As with any defensive scheme, it begins up front. A defensive line without much push by definition won’t have many havoc plays (sacks and tackles for loss). A veteran group with a few key pieces getting healthy should help. Developing underclassmen like Jordan Davis, Devonte Wyatt, and Malik Herring will be key. Travon Walker could have the kind of impact Davis had a year ago as a freshman. Collectively they must improve at taking on the offensive line and getting a push into the backfield.

Behind that line is one of Georgia’s more talented and deep units. The Dawgs have recruited as well at linebacker, especially outside linebacker, than most other positions. In a 3-4 base defense (granting that Georgia plays more nickel than anything), many of your havoc plays will come from the linebacker position. While the defensive line occupies blockers, explosive linebackers can attack. Roquan Smith is obviously the model here, and that’s why so much attention has been paid to Monty Rice’s health and the arrival of Nakobe Dean. The guys on the edge have as much to do with it, and getting more production from the insanely talented outside linebackers will have as much as anything to do with improved havoc rate. A more aggressive approach from this group against Alabama was effective, and getting to Tua Tagovailoa led to sacks and turnovers until D’Andre Walker was injured.

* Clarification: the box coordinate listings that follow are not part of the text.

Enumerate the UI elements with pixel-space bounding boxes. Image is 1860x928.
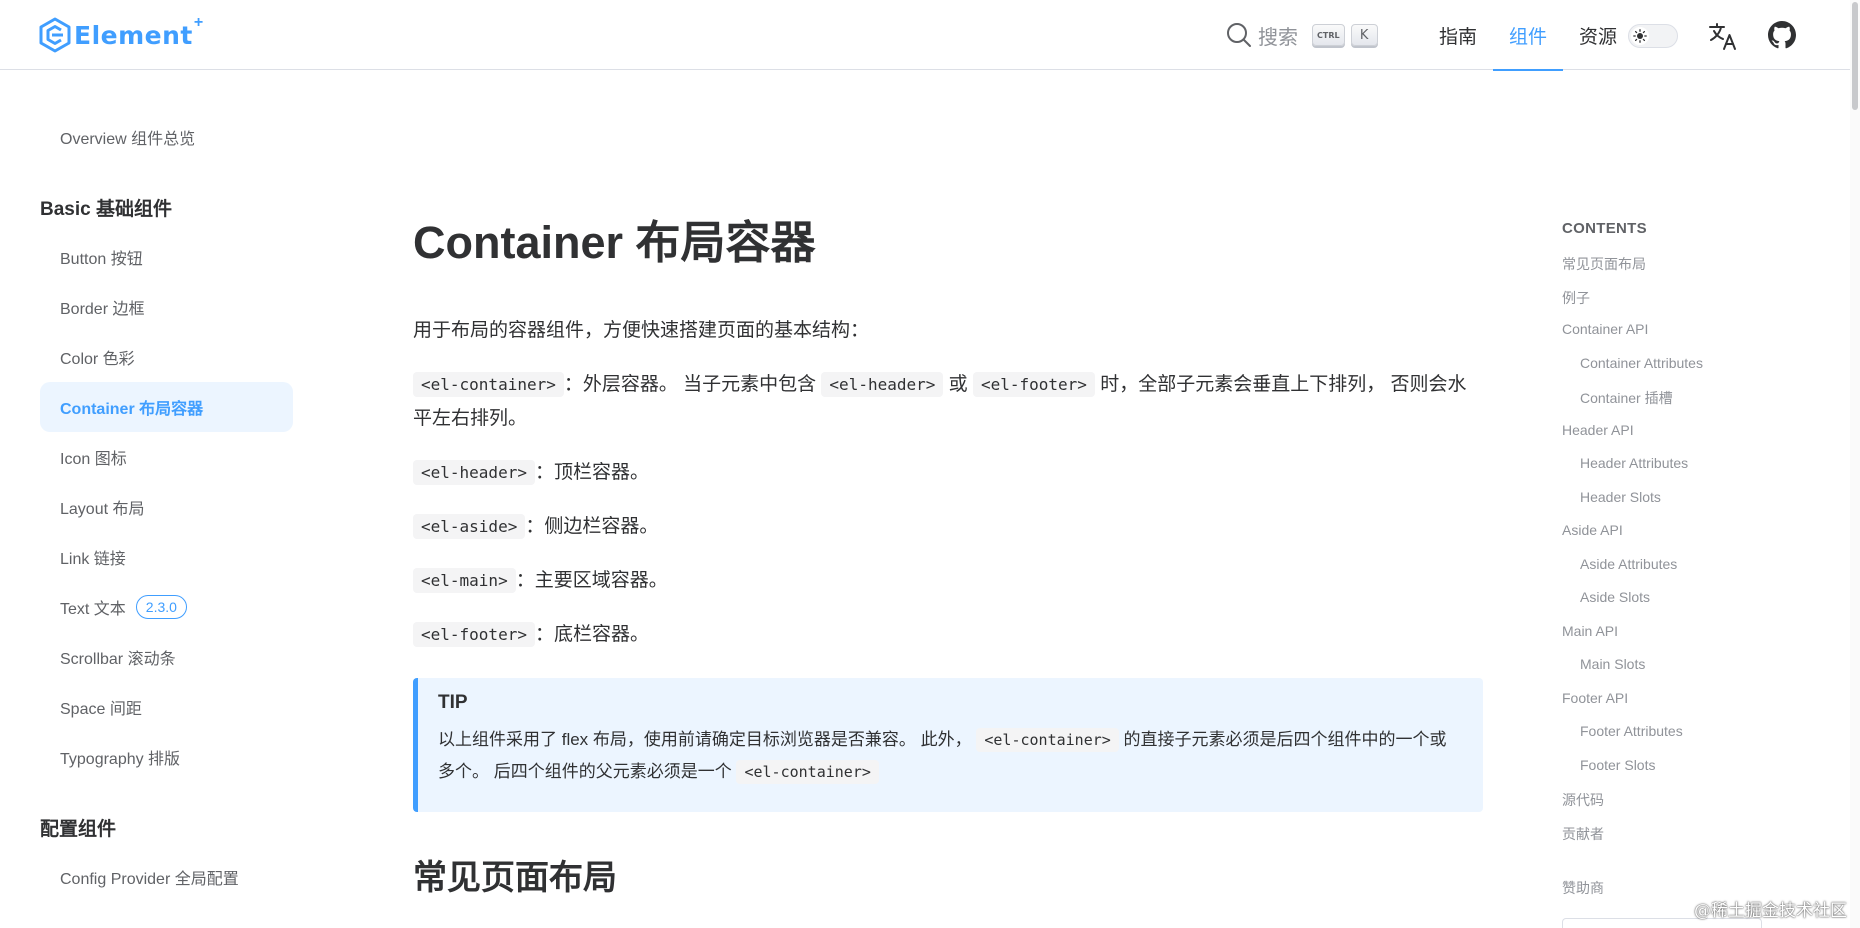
element-logo[interactable]: Element + xyxy=(38,14,204,54)
sidebar-item-link[interactable]: Link 链接 xyxy=(40,532,293,582)
sidebar-item-container[interactable]: Container 布局容器 xyxy=(40,382,293,432)
code-el-header-2: <el-header> xyxy=(413,460,535,485)
tip-body: 以上组件采用了 flex 布局，使用前请确定目标浏览器是否兼容。 此外， <el… xyxy=(438,724,1463,788)
toc-item[interactable]: Container Attributes xyxy=(1562,355,1822,389)
nav-resources[interactable]: 资源 xyxy=(1563,0,1633,70)
sidebar-item-scrollbar[interactable]: Scrollbar 滚动条 xyxy=(40,632,293,682)
translate-icon[interactable] xyxy=(1708,21,1738,51)
tip-box: TIP 以上组件采用了 flex 布局，使用前请确定目标浏览器是否兼容。 此外，… xyxy=(413,678,1483,812)
github-icon[interactable] xyxy=(1768,21,1796,49)
element-logo-icon xyxy=(39,17,71,53)
toc-item[interactable]: Container 插槽 xyxy=(1562,388,1822,422)
logo-plus: + xyxy=(193,14,204,31)
toc-item[interactable]: Aside API xyxy=(1562,522,1822,556)
main-desc: ：主要区域容器。 xyxy=(515,570,668,591)
toc-item[interactable]: 贡献者 xyxy=(1562,824,1822,858)
theme-knob xyxy=(1631,27,1649,45)
sidebar-group-config: 配置组件 xyxy=(40,819,117,840)
tip-code-1: <el-container> xyxy=(976,728,1119,752)
toc-item[interactable]: Main Slots xyxy=(1562,656,1822,690)
sidebar-item-text-label: Text 文本 xyxy=(60,601,126,618)
sidebar-item-config-provider[interactable]: Config Provider 全局配置 xyxy=(40,852,293,902)
sponsor-heading: 赞助商 xyxy=(1562,880,1604,896)
toc-item[interactable]: Header Slots xyxy=(1562,489,1822,523)
toc-item[interactable]: Container API xyxy=(1562,321,1822,355)
toc-item[interactable]: Header API xyxy=(1562,422,1822,456)
toc-item[interactable]: 常见页面布局 xyxy=(1562,254,1822,288)
toc-heading: CONTENTS xyxy=(1562,220,1647,237)
code-el-footer: <el-footer> xyxy=(972,372,1095,397)
main-nav: 指南 组件 资源 xyxy=(1423,0,1633,71)
footer-paragraph: <el-footer> ：底栏容器。 xyxy=(413,618,1483,652)
watermark: @稀土掘金技术社区 xyxy=(1694,901,1847,921)
section-title-common-layout: 常见页面布局 xyxy=(413,859,617,897)
sidebar-item-button[interactable]: Button 按钮 xyxy=(40,232,293,282)
main-paragraph: <el-main> ：主要区域容器。 xyxy=(413,564,1483,598)
page-title: Container 布局容器 xyxy=(413,217,816,268)
toc-item[interactable]: Aside Slots xyxy=(1562,589,1822,623)
code-el-aside: <el-aside> xyxy=(413,514,526,539)
toc-item[interactable]: 例子 xyxy=(1562,288,1822,322)
sidebar-item-layout[interactable]: Layout 布局 xyxy=(40,482,293,532)
aside-paragraph: <el-aside> ：侧边栏容器。 xyxy=(413,510,1483,544)
code-el-container: <el-container> xyxy=(413,372,564,397)
sidebar: Overview 组件总览 Basic 基础组件 Button 按钮 Borde… xyxy=(40,70,293,928)
toc-item[interactable]: Footer Attributes xyxy=(1562,723,1822,757)
sidebar-item-border[interactable]: Border 边框 xyxy=(40,282,293,332)
sidebar-item-color[interactable]: Color 色彩 xyxy=(40,332,293,382)
code-el-footer-2: <el-footer> xyxy=(413,622,535,647)
k-key-hint: K xyxy=(1350,24,1378,46)
header-desc: ：顶栏容器。 xyxy=(534,462,649,483)
logo-text: Element xyxy=(74,20,193,50)
aside-desc: ：侧边栏容器。 xyxy=(525,516,659,537)
container-desc-1: ：外层容器。 当子元素中包含 xyxy=(563,374,817,395)
tip-text-1: 以上组件采用了 flex 布局，使用前请确定目标浏览器是否兼容。 此外， xyxy=(438,730,972,749)
ctrl-key-hint: CTRL xyxy=(1312,24,1345,46)
intro-paragraph: 用于布局的容器组件，方便快速搭建页面的基本结构： xyxy=(413,320,870,341)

The secondary has an important role to play if you want to avoid the UAB scenario of getting torched in the name of creating havoc. Coaches won’t be as willing to be aggressive up front if they’re not confident in their safety net. The four (or five) defensive backs can’t allow explosive plays. That means pass coverage, yes, but it also means sure tackling to prevent small gains from turning into bigger ones. That wasn’t always a strong point of Georgia’s defense in 2018, especially at safety. This unit will have its own role in havoc: if the front seven are creating pressure, you would expect a quarterback under duress to make more mistakes and create opportunities for interceptions.

Even the offense can help. If Georgia is able to establish early leads, the opponent’s offense becomes more predictable. Georgia can leave its pass rushers on the field, play coverage schemes that might be a little more vulnerable to the run, and get after the quarterback.

Since we have metrics for these things now, the defense’s progress won’t be hard to track. We’ll see it in more traditional stats like turnovers, tackles for loss, and sacks, but “havoc rate” is what we’re really looking for. It will also be worth keeping an eye on IsoPPP to see whether the defense can continue to limit explosive plays as well as they did a year ago. With an improved havoc rate and sustained success against big plays, Georgia would take the step forward on defense that could get the team over the top this year.